The men also denied that they had smuggled the Novichok nerve agent used to poison Skripal, and four other people, into Britain disguised as perfume.
Britain said the two suspects were Russian military intelligence (GRU) officers nearly certainly acting on orders from high up in the Russian state.
They told state-controlled outlet RT News that they were in Salisbury, where Skripal and his daughter were poisoned, because their friends had recommended its "famous cathedral". But Vladimir Putin has denied that these men had anything to do with the poisoning and that they're in any way attached to the Kremlin. He called on them to contact the media.
"The government is clear these men are officers of the Russian military intelligence service - the GRU - who used a devastatingly toxic, illegal chemical weapon on the streets of our country", the statement said.

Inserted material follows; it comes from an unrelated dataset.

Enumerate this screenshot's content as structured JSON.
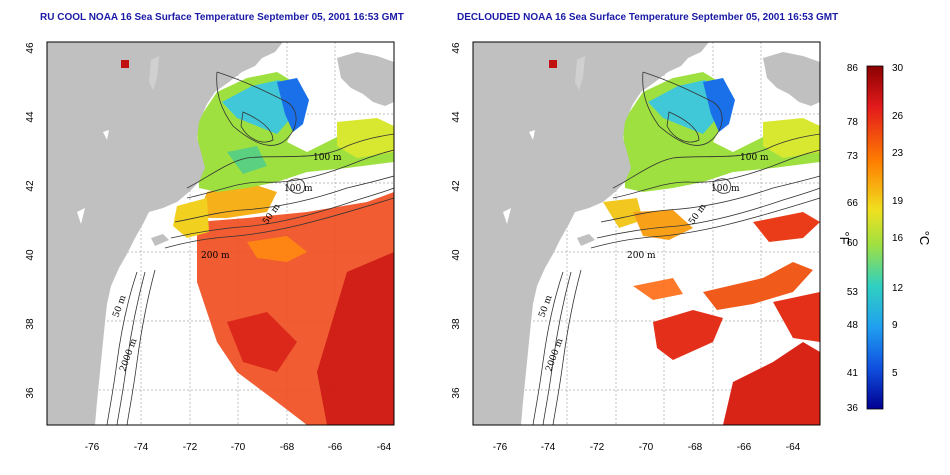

We arrived in Salisbury on March 3 and tried to walk through the town, but we lasted for only half an hour because it was covered in snow.
Addressing CCTV pictures of both men passing through a gate at Gatwick airport at exactly the same time, Mr Boshirov said: "We always go together through the same corridor and the same custom service officer or a policeman". "There is nothing unusual or criminal there, I assure you".
"Today - just as we have seen throughout - they have responded with obfuscation and lies".
The Kremlin-backed station aired the interview a day after President Vladimir Putin said Russian Federation had identified the men sought by Britain and urged them to address the media.
Statements by the two Russians "are not credible", the British lawmaker who represents the city in parliament said on Thursday.
The pair said they had travelled to Europe quite a lot for holidays and for business.
"Well, we came there [to the UK] on 2 March, then went to a railway station to see the timetable".
Putin appeared to suggest they should tell their story publicly. Boshirov said. He went on to claim that if they had such an item in their luggage, it would have been hard to get past airport customs agents without arousing suspicion.